Non si seppe piú nulla dell’eroe
che immolandosi aveva riscattato
il popolo romano e la città.
Che non si convertí ma continuò
a tramare, usurare e copulare,
come se Curzio fosse una leggenda
e non un fatto vero di eroismo.
La storia si ripete: Marco Curzio
è un modello archetipico di vittima,
ché ogni frangente storico, ogni popolo
produce i suoi votati al sacrificio:
può essere una sindaca mandata
allo sbaraglio, un manager di banca
che preso dall’angoscia di vedere
l’istituto fallire per lo spaccio
dei derivati, preso dallo scrupolo
morale e dall’orgoglio di mestiere,
fa Peter Pan.
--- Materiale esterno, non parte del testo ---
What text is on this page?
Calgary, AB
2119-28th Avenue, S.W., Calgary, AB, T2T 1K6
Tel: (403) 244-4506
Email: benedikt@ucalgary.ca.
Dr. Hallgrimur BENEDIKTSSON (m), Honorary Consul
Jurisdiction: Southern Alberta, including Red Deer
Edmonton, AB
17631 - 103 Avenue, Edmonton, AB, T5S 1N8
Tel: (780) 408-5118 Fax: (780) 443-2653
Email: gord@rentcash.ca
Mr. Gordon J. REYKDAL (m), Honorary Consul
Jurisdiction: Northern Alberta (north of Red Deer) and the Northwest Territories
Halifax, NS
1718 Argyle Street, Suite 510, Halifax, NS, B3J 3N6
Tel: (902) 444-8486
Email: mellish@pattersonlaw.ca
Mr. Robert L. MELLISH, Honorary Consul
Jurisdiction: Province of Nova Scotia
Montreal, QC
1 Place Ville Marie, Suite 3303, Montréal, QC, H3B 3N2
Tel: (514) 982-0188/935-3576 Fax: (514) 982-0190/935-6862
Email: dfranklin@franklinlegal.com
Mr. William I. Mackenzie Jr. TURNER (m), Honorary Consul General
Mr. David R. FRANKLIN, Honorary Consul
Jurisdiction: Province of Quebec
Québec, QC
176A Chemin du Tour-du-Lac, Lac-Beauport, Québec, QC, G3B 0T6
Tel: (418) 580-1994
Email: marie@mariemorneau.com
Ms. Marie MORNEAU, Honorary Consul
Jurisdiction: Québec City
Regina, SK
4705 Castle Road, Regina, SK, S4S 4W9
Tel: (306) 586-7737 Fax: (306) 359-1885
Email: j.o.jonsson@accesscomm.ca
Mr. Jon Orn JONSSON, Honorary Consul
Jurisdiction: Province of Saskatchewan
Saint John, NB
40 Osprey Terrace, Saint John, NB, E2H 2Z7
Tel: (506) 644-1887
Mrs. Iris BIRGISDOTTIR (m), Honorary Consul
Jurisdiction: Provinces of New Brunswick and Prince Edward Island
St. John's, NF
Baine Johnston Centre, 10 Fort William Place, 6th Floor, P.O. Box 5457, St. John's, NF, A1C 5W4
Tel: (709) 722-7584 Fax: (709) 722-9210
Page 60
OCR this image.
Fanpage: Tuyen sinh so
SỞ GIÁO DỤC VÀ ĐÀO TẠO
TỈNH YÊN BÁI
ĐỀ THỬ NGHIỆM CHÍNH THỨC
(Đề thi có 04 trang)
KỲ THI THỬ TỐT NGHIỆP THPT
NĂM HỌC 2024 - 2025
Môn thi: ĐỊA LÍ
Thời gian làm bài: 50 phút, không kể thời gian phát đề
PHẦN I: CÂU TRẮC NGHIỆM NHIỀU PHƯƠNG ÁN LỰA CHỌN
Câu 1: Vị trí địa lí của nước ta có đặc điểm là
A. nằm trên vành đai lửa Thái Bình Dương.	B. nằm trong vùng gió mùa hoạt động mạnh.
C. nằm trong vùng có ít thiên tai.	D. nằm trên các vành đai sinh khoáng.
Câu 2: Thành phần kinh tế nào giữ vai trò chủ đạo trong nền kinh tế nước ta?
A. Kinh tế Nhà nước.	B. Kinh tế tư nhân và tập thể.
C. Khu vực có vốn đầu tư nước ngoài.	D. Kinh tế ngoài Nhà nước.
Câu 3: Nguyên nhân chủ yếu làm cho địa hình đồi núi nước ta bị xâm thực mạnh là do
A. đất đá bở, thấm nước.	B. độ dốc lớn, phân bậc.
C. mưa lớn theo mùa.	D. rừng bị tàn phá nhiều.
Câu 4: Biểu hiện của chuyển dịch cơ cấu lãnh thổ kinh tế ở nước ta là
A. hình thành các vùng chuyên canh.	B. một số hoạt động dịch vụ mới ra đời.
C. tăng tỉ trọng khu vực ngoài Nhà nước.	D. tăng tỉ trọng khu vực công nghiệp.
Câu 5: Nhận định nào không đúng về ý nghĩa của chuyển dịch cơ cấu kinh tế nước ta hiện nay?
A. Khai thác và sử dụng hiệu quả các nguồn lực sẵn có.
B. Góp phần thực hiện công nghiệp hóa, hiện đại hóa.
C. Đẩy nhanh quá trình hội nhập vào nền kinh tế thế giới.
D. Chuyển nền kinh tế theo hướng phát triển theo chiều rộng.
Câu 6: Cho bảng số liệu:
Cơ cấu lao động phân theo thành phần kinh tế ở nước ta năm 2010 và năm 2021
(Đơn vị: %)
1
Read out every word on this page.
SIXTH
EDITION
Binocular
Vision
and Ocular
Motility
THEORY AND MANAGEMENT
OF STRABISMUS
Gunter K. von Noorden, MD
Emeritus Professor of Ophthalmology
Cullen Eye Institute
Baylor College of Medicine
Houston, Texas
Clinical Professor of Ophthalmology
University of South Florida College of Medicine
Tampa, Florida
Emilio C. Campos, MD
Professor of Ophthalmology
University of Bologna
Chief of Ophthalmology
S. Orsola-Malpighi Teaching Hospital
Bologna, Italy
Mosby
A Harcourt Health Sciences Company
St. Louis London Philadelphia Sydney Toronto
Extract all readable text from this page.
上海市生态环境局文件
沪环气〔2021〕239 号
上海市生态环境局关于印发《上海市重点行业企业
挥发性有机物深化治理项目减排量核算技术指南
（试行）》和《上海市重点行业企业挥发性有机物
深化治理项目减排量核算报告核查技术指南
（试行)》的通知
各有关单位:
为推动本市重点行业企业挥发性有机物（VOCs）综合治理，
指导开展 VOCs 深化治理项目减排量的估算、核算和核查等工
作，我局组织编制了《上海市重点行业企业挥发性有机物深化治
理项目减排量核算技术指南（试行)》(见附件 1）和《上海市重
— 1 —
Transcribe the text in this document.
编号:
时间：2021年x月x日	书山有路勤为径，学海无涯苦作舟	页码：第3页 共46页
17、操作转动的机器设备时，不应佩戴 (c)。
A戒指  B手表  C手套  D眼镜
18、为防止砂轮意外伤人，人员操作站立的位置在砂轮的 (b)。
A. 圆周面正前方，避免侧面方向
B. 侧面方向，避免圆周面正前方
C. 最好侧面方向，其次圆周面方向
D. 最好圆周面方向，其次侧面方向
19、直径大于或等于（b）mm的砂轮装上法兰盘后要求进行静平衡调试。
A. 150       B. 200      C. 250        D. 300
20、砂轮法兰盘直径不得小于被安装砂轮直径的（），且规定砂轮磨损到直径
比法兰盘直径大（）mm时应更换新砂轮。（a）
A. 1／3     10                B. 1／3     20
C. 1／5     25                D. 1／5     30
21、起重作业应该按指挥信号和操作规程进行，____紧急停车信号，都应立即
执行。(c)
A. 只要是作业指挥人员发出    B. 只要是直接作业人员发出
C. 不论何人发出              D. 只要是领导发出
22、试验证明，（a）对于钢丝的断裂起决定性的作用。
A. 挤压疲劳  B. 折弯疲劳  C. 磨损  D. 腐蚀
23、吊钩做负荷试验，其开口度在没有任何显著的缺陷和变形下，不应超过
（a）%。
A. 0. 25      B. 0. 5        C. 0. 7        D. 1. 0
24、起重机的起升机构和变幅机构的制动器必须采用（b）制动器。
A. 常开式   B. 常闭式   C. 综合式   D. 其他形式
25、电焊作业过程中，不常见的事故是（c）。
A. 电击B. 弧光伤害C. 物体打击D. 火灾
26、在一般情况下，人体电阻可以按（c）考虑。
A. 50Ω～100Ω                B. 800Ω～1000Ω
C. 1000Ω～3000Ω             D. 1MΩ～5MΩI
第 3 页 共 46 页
L’opinionista che
si fa prete ortodosso per dribblare
i paletti mediatici e apparire
alla Tivú per dire il suo pensiero.
Sono soltanto alcuni esempi, il culmine
dell’occulta piramide di eroi
costretti dal bisogno e dall’onore
a pagare per tutto il cucuzzaro
di mestatori, guitti e parolai.
Gente che va al macello per salvare
questo Paese di pirati e santi,
un bastimento che si tiene a galla,
ma il tricolore è una bandiera gialla.